Welcome to this blog honoring the memory of Hayward Alker by his students and friends. This space is meant to create a forum where we can post treasured memories in honor of his life. Please keep these posts personal, and thank you for contributing.

Please email Abigail Ruane (abigailr at usc dot edu) with anything you would like to post or to request posting privileges.

Update on booklet

Thank you so much to everyone who has already contributed to this blog and the book for Ann Tickner. The book turned out beautifully! It was given to Ann at ISA in 2008, and she very much appreciated it. Thanks to all of you for making it possible!

This blog is now primarily a piece of history. However, I will add to it, if people contact with me with requests to do so (as occurred in August 2009). Thanks again to all who contributed.

Wednesday, October 3, 2007

His inspiration will live on

Hayward was a force of nature, something well known those of us who were lucky enough to get within range of his whirling dervish intellect, passions, and heart. Only after he's gone do I realize how much I always expected him to be around -- that even when I hadn't seen him for a long while, his mere existence had become an inspirational anchor for me.

I first experienced Prof. Alker in the classroom, while taking his signature graduate international security studies course. From day one, there were some there who were put off -- and admitted to being lost -- by the rapid fire delivery, intense focus, voluminous (often unfamiliar) interdisciplinary references, and exquisitely four-dimensional reasoning. By no means can I claim to have followed more than a percentage of what he threw at us (I don't believe I know of anyone who ever could keep up entirely -- including most of his professional peers, from what I could tell), but I walked out of most of those first and subsequent sessions exhilarated, inspired, and, like everyone else to varying degrees, wishing that I had the replay tape available to go back to slowly recover what I'd missed the first time. Hayward challenged us to try to keep up, and he didn't suffer fools gladly at times, but if you rose to said challenge you were treated to some of the most interesting, provocative thinking you'd ever heard in your life.

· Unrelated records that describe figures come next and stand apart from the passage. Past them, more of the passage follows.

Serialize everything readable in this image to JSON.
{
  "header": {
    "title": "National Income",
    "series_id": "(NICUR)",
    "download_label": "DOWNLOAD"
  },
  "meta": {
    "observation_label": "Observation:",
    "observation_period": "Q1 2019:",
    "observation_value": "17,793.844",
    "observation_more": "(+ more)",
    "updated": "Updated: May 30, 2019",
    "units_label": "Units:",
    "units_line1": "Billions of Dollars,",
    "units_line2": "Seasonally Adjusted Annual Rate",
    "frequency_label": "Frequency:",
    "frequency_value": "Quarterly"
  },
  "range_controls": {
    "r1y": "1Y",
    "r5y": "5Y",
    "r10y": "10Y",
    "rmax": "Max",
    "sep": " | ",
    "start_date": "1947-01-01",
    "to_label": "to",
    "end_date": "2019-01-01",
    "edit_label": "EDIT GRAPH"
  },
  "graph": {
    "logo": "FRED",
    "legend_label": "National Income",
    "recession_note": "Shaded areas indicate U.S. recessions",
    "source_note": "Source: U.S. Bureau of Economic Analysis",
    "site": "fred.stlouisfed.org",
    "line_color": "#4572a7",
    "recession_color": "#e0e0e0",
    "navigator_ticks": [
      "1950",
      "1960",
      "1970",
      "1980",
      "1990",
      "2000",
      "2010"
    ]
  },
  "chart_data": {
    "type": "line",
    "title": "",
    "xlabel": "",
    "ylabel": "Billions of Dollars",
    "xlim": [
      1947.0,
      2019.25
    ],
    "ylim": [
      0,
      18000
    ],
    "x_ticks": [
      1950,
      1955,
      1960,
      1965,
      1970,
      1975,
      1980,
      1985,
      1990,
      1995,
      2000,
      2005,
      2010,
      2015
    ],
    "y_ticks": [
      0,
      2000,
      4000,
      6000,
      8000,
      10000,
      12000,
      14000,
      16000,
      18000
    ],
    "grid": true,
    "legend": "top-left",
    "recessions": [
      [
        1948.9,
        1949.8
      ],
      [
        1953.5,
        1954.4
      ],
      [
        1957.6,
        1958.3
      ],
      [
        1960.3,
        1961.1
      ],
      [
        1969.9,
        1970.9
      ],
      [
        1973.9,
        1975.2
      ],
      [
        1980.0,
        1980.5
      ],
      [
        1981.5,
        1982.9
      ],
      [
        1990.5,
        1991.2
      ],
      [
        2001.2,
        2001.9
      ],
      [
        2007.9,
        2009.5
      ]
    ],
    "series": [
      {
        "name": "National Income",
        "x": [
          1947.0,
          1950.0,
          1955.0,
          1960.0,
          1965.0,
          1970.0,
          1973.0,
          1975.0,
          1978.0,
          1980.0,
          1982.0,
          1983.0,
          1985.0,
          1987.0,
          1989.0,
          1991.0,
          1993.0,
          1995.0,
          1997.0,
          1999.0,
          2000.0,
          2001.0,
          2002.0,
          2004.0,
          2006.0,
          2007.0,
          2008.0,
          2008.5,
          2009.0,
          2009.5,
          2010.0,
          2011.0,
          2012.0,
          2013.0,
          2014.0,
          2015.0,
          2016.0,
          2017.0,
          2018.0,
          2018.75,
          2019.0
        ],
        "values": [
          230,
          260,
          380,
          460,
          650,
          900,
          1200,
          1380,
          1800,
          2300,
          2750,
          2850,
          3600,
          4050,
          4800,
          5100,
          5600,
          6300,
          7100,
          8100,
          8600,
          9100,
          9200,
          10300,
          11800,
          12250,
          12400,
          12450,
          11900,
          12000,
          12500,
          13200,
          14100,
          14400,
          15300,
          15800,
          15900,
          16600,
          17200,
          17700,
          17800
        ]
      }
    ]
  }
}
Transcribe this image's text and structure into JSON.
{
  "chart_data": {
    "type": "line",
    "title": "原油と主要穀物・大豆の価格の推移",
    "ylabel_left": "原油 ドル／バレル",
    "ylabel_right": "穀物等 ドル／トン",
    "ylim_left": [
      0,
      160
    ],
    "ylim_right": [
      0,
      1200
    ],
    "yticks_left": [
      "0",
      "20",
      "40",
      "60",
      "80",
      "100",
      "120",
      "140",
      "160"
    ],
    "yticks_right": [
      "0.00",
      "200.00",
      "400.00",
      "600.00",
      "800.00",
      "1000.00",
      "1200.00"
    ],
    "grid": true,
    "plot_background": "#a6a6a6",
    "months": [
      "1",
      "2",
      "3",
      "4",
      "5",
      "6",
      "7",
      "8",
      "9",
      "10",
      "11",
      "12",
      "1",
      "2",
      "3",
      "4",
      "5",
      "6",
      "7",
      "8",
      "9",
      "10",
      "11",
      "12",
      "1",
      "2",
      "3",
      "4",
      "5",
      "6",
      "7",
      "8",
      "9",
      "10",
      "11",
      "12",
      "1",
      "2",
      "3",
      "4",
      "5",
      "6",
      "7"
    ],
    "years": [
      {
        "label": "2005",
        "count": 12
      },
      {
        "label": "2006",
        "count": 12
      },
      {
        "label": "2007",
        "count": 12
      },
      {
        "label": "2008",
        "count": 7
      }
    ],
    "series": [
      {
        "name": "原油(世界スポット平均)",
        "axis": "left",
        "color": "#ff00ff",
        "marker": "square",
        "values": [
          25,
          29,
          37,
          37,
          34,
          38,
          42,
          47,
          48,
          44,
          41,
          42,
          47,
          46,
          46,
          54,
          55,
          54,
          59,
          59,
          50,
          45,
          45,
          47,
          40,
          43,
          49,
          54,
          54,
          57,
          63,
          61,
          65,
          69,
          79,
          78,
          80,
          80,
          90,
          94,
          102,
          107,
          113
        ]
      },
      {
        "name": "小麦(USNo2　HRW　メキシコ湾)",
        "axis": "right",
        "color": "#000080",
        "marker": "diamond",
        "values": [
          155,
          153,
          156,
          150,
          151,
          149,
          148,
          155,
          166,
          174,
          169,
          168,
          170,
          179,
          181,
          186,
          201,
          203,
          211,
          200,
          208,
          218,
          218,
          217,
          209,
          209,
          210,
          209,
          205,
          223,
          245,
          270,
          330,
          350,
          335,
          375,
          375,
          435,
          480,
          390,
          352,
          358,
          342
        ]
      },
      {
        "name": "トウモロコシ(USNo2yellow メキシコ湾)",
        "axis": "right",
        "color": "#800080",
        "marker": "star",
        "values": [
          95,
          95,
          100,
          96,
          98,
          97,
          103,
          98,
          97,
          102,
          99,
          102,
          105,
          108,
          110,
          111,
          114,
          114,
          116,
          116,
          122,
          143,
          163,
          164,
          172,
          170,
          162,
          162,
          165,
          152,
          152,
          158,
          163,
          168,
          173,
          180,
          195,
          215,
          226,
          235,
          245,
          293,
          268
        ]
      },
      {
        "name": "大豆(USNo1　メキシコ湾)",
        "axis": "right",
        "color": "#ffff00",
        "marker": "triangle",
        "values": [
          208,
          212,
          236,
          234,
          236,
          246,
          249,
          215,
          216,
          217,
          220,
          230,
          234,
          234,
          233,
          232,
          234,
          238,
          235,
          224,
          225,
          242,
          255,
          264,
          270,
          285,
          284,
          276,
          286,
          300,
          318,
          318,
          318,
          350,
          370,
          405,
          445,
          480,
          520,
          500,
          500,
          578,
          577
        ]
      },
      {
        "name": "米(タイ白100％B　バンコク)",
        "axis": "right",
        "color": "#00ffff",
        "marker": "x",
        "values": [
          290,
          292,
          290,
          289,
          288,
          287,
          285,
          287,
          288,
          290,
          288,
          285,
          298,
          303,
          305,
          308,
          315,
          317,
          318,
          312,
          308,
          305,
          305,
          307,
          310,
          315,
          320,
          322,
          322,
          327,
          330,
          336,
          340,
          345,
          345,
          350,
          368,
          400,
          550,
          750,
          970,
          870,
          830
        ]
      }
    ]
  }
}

Along those lines, he gave me (us) permission to aggressively, joyfully integrate not only multiple methods, fields and fresh approaches, but to do it all with a guilt-free (though disciplined) sense of justice and emotional acknowledgment. He never lost track of one of the central purposes of academia -- the hope of making a difference in the world -- and he had refreshingly little patience for artificial intellectual or disciplinary boundaries.

I will always be grateful that he helped sustain me, as only a very few could do, in my long dissertation slog. I took on a then-fairly unconventional combination of subject areas for my IR thesis, but whenever I would check in with him he would reaffirm, by his shear excitement and encouragement of the broad, complicated topic the value of what I was trying to do. I always left his office with a surge of confidence and excitement, and a raft of relevant questions to ponder.

The bottom line was this: He "got" me, and I'd like to think that to some extent I got him. So, even though I still cannot fully fathom that he is no longer with us physically (and quite frankly resent the hell out of it), he will be with me for the rest of my life, urging me to stand up for what's just and what's possible, and to challenge conventional thinking -- academic or otherwise. As I have for years now, I will continue to think of Hayward when I need a little (or a lot) extra courage to defend an idea or position that doesn't fit the standard mold, because he helped teach me, and many of us willing to stand the heat in the kitchen, to try to think broadly, in multi-dimensional, non-linear ways, with both passion and compassion.